Ideas for Improvements
Some ideas for improving the interface:
- Reduce the number of clicks needed to do the task.
- Add or improve keyboard support to improve efficiency.
- Improve visible affordances and feedback to aid learnability.
- Adjust sizes, hit regions, and layout to exploit Fitt's law.
- Provide immediate input checking to help users avoid mistakes.
- Use visual cues to focus user attention on salient information.
- Reduce the cognitive load by simplifying the interface.
- Reduce the cognitive load by making the interface smarter: prepopulate fields, make calculations automatically, etc.
- Dynamically adjust the interface based on the input (e.g., hide fields when they become irrelevant, or show new options when they become applicable).
Collect Example Data Logs
Your software does not need to do its own analysis or generate its own graphs. We'll use other tools for that. It just needs to record raw data in a form that will be easy to analyze. Use the logging.js script we have provided in the A versions of the interfaces, modified to point to your own Google Form.
In your submission, include a file named example-data.csv containing sample data recorded by your software, just using yourself as a pilot participant. This file should contain:
- A sequence of recorded user actions in both the A and B interfaces.
- A version column that distinguishes the A and B interface.
- Columns that allow you to track timing (timestamp), distinguish users (uid), and identify types of events (included if you use logging.js as-is).
- An example of each of your new custom event types in your B interface.
You should verify that your recorded data demonstrates logging of your two new custom events.
Prepare your Report
Prepare a report as a pdf file called as1-report.pdf with a description and analysis of your interface. Include the following information in this report, in this order. You will be marked off it is unclear whether your experiment meets the criteria, so please be diligent in ensuring that the grader has everything they need to evaluate the submission.
- Problem. Which interface you chose to improve (calendar event or sudoku).
- Collaborators. A list of the people you discussed this assignment with, or else an explicit statement that you had no collaborators. This is an individual assignment, so be aware of the course's collaboration policy.
- Illustration. Screenshot(s) of your B interface. Highlight key design features in the screenshot.
- Experimental Hypothesis. Up to three sentences describing the efficiency improvement you hope to achieve, and how you expect to be able to see this improvement when your logged data is compared to A version logs.
- KLM Analysis. Include both your KLM analysis of the A version, and the KLM analysis of the same task with your B version.

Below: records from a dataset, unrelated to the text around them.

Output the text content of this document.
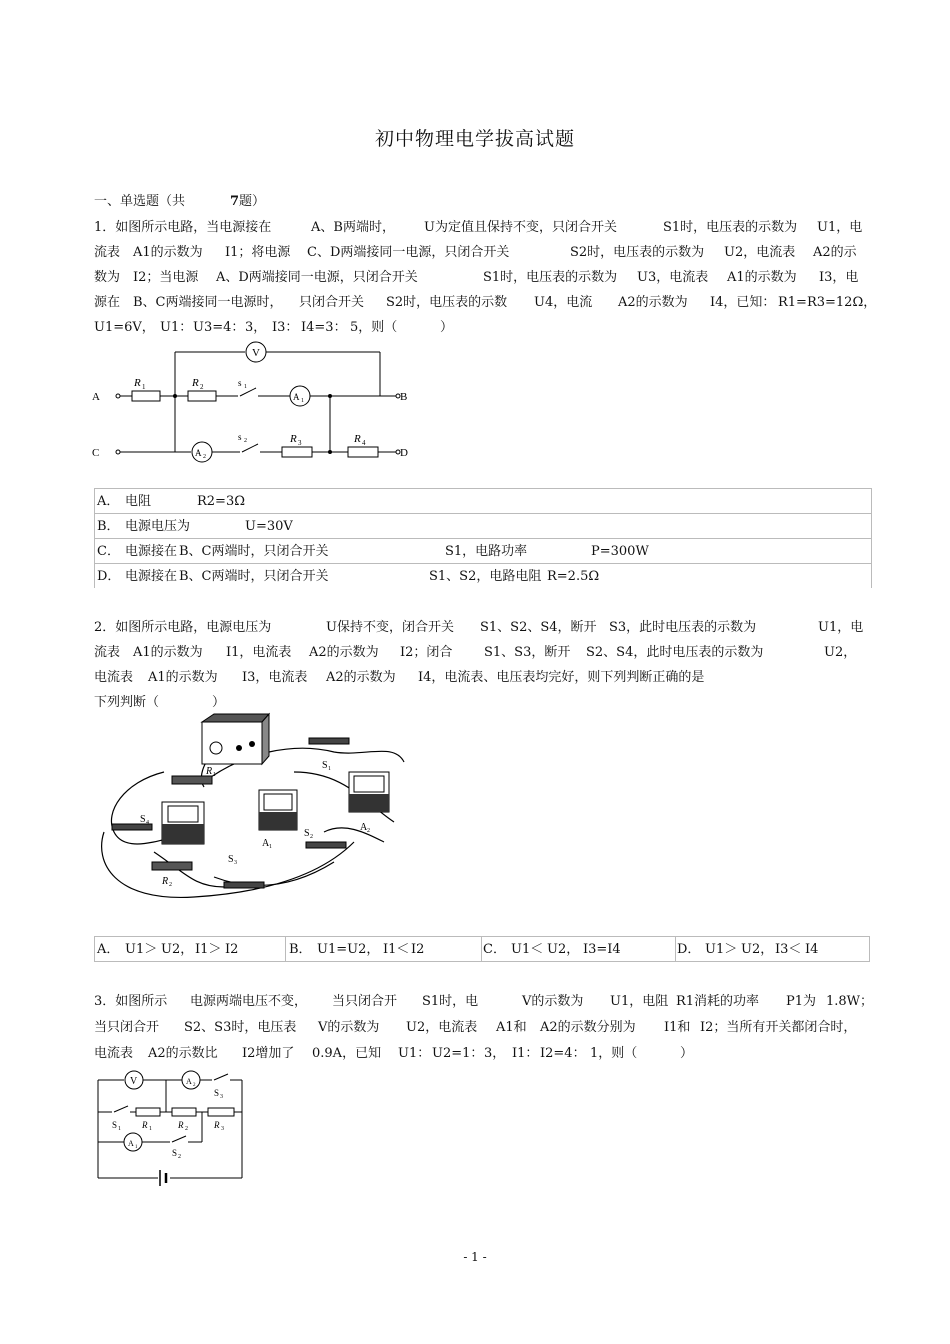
初中物理电学拔高试题
一、单选题（共	7题）
1．如图所示电路，当电源接在	A、B两端时， U为定值且保持不变，只闭合开关	S1时，电压表的示数为 U1，电
流表 A1的示数为 I1；将电源 C、D两端接同一电源，只闭合开关	S2时，电压表的示数为 U2，电流表 A2的示
数为 I2；当电源 A、D两端接同一电源，只闭合开关	S1时，电压表的示数为 U3，电流表 A1的示数为 I3，电
源在 B、C两端接同一电源时， 只闭合开关 S2时，电压表的示数 U4，电流 A2的示数为 I4，已知： R1=R3=12Ω，
U1=6V， U1： U3=4： 3， I3： I4=3： 5，则（	）
V
A 1
A 2
A	B
C	D
R 1	R 2	s 1
s 2	R 3	R 4
A． 电阻	R2=3Ω
B． 电源电压为	U=30V
C． 电源接在 B、C两端时，只闭合开关	S1，电路功率	P=300W
D． 电源接在 B、C两端时，只闭合开关	S1、S2，电路电阻 R=2.5Ω
2．如图所示电路，电源电压为	U保持不变，闭合开关 S1、S2、S4，断开 S3，此时电压表的示数为	U1，电
流表 A1的示数为 I1，电流表 A2的示数为 I2；闭合 S1、S3，断开 S2、S4，此时电压表的示数为	U2，
电流表 A1的示数为 I3，电流表 A2的示数为 I4，电流表、电压表均完好，则下列判断正确的是
下列判断（	）
S 1
R 1
S 4
S 2
A 1
A 2
S 3
R 2
A． U1＞ U2， I1＞ I2	B． U1=U2， I1＜ I2	C． U1＜ U2， I3=I4	D． U1＞ U2， I3＜ I4
3．如图所示 电源两端电压不变， 当只闭合开 S1时，电	V的示数为 U1，电阻 R1消耗的功率 P1为 1.8W；
当只闭合开 S2、S3时，电压表 V的示数为 U2，电流表 A1和 A2的示数分别为 I1和 I2；当所有开关都闭合时，
电流表 A2的示数比 I2增加了 0.9A，已知 U1： U2=1： 3， I1： I2=4： 1，则（	）
V	A 2
A 1
S 3
S 1 R 1	R 2	R 3
S 2
- 1 -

- New Logged Events. A list of custom events that you are logging, and a description of the purpose of each event. You should have at least two new custom events.
Your report should be as succinct as possible.
What to Hand In
Package your completed assignment as a zip file that contains:
- your as1-report.pdf report.
- example-data.csv containing a sample of data recorded by your software
- a directory containing all of your source code for your B implementation.
Submit your zip file on Stellar (link at top of this handout). You must complete the self-assessment form (link at top of this handout) before you hand in the assignment.
Grading
This assignment will be judged on four dimensions:
- Design and KLM Analysis (20%): is your KLM analysis of both interfaces complete and correct? Does your B design improve efficiency as modeled by KLM?
- Functionality (30%): does your B implementation work?
- Testability (30%): does your B implementation include all the necessary elements to conduct an experiment, and does it log data that allows it to be compared to the A version? Did you add at least two custom events?
- Presentation (20%): does your hand-in (report, KLM analysis, sample data, source code, and zip file) make it easy to judge functionality, completeness, and testability? Is your report neatly organized?